The Joys of an Oxfordless Comma

The Joys of an Oxfordless Comma


First of all, let me say this: I am no comma hater. I love the comma. I overuse the comma. The comma is the gilt flourish of a sentence, framing one idea and then moving onto the next. It is a glorious, emphatic and multi-faceted thing, the “fuck” of punctuation. “Fuck this fucking motherfucker”; “Fuck, this fucking motherfucker”; “Fuck this, fucking motherfucker”; and “Fuck this fucking, motherfucker” all take on wonderfully subtle differentiations, thanks to the motherfucking comma.

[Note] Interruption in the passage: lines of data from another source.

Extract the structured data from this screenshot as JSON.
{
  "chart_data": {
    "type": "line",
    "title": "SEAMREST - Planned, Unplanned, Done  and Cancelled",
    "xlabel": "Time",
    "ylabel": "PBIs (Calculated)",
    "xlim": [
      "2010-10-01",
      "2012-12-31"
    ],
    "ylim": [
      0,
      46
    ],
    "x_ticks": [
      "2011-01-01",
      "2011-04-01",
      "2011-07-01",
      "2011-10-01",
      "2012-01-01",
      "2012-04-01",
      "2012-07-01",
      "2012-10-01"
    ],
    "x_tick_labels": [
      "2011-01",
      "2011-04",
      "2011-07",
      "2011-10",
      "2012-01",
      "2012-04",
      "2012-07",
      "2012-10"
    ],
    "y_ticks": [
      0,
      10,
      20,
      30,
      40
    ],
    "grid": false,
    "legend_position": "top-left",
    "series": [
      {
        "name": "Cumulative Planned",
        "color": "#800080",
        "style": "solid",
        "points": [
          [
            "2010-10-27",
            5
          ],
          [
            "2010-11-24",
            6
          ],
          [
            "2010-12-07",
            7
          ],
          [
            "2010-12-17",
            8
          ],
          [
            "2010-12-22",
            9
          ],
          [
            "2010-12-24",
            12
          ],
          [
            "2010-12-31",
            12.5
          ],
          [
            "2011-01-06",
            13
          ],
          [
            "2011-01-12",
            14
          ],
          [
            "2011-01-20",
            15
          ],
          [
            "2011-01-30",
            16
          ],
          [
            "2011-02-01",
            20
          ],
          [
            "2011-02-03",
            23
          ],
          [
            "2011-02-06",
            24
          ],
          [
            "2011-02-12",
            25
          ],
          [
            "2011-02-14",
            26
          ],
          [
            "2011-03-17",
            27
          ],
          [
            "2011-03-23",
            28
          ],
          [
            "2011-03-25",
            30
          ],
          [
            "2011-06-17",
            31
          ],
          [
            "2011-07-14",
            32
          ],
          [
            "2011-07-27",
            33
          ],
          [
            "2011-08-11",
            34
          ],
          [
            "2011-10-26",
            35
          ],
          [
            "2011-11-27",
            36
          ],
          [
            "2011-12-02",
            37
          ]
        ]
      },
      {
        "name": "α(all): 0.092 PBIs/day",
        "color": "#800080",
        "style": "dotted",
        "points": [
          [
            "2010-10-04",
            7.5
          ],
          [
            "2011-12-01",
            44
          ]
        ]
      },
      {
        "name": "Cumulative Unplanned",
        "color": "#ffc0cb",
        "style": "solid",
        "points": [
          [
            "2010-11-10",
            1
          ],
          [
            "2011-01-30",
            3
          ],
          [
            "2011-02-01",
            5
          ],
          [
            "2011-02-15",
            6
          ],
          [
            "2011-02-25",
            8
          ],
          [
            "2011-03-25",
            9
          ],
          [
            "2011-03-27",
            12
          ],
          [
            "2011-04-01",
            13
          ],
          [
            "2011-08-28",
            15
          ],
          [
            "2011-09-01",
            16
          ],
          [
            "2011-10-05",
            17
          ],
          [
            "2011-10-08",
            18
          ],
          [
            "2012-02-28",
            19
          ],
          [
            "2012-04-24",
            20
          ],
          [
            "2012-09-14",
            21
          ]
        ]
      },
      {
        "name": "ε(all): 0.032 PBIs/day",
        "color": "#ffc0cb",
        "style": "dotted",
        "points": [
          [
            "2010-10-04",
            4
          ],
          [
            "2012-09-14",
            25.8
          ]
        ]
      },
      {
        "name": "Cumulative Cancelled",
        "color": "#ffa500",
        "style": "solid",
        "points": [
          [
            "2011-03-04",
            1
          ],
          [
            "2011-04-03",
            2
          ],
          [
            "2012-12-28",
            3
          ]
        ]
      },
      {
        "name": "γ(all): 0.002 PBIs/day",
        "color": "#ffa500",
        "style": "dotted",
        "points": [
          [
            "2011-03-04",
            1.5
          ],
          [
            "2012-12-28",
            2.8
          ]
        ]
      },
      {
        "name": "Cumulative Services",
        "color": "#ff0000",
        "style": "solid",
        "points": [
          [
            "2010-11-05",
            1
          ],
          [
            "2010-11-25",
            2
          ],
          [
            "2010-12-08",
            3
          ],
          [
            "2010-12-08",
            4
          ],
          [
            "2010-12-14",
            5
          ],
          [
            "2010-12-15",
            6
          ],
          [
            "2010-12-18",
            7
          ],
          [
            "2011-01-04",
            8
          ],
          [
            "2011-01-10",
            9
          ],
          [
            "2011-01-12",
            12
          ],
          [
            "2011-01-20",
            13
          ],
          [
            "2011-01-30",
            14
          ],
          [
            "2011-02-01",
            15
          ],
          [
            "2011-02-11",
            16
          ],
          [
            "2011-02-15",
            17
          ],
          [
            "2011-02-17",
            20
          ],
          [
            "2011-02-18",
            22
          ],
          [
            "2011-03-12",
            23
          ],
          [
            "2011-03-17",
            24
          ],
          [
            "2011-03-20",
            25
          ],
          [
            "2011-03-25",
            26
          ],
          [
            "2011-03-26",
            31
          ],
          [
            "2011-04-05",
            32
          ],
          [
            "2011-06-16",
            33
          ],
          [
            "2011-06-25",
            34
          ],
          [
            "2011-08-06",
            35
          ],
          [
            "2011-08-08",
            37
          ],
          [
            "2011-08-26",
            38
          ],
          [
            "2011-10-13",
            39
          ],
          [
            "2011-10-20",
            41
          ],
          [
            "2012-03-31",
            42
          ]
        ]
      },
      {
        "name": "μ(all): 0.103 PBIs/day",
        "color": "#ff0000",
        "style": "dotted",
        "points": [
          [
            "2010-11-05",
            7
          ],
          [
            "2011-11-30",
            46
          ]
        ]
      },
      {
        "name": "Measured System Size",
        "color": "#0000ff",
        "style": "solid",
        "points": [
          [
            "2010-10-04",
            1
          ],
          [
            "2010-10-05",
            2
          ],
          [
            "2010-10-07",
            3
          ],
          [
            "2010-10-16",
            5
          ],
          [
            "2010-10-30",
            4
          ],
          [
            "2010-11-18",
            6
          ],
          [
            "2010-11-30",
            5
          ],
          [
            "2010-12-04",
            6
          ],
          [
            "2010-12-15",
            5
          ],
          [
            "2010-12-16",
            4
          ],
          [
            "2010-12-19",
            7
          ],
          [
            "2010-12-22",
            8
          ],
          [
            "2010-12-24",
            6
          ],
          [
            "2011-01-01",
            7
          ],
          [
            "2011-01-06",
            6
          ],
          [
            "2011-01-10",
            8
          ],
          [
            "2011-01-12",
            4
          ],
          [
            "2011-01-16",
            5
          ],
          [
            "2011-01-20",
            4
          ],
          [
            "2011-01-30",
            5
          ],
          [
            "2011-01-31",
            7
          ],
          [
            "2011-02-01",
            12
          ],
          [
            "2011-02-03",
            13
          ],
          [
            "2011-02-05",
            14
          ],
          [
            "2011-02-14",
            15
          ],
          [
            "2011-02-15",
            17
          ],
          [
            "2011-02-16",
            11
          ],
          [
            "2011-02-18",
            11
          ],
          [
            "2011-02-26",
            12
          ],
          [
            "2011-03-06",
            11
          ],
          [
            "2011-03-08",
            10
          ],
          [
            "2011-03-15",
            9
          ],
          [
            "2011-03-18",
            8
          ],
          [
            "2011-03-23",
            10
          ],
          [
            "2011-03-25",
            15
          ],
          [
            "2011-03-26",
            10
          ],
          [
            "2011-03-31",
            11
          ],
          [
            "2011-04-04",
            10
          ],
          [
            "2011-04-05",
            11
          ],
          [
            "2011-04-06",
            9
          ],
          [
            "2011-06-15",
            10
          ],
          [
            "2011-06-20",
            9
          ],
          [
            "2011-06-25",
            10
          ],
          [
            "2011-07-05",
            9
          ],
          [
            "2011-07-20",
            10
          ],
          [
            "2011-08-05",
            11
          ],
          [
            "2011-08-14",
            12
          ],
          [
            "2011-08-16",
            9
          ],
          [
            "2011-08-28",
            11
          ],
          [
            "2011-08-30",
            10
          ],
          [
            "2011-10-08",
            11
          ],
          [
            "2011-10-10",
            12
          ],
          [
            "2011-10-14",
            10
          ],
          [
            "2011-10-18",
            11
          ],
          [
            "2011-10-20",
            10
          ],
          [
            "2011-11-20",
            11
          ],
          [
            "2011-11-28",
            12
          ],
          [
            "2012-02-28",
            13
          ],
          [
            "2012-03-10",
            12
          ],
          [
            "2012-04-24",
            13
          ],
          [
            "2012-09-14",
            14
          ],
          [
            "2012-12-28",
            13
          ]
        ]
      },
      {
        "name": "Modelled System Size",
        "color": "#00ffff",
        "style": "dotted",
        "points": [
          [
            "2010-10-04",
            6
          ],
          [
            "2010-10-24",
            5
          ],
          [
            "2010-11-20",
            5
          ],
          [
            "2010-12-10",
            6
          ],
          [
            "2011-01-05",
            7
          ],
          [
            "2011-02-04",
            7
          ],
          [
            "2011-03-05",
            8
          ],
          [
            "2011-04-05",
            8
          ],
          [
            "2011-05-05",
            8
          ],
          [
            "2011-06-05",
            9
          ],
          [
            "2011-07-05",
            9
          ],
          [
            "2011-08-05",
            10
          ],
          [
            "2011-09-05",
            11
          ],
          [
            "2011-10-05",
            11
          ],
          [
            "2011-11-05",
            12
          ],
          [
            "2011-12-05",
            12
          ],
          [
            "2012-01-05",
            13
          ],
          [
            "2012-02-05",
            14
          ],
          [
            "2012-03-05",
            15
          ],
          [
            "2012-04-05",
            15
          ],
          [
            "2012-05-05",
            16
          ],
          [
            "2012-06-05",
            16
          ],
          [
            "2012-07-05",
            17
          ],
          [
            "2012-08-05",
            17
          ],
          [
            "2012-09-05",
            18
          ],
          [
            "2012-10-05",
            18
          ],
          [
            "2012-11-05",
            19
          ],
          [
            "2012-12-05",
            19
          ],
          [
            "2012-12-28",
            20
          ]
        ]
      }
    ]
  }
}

This love of the versatile comma brings me to the joy I felt when I heard that a prominent style guide at the University of Oxford was no longer going to recommend the use of the “Oxford comma”, a vestigial piece of academic fussery that all was all too often a nit-picky speedbump on the highway of language rather than an instructive signpost. Take the previously cited example of “dicks, boobs, and asses”, with the Oxford comma placed after “boobs” as a matter of proscriptive course. Defenders of the Oxford comma would argue that it makes clear that “boobs” and “asses” are two separate elements. If you need a comma to tell you this, you are probably both a boob and an ass, on top of not getting any.

The further examples given in defense of the Oxford comma simply aren’t relevant, as the university has wisely included the stipulation in their branding toolkit that additional commas should used “when a comma would assist in the meaning of the sentence or helps to resolve ambiguity”. This was never the sole purview of the Oxford comma, but in relinquishing those claims, the University acknowledges the universality of the comma as an indicator of context. It’s a very 21st-century ideal: make it free and the people will use it, expand it and make it their own. The repeal of that one silly rule also enables a legion of writers to carry on doing what they already do without the fear of draconian judgment and punishment, an effect similar to that which, say, the repeal of marijuana sentencing laws would have.

All this brings us to one final point where Oxford has made advances in the realm of linguistic clarity and elegance: punctuation inside and outside of quotation marks. The current Chicago Manual of Style regime in the United States grotesquely forces all punctuation inside of quotations marks, irrespective of intent and form, like cougars in jeggings. The Oxford branding toolkit, the Linguistic Society of North America and Wikipedia have all adopted the enlightened “logical punctuation” stand, wherein the context of the quotation is the indicator of where the appropriate punctuation is placed. Newly disenfranchised defenders of the Oxford comma should pick up the standard of logical punctuation and carry that proudly forward, as this article does. You probably didn’t even notice. You’re probably too busy cruising down the highway with a joint and some Vampire Weekend.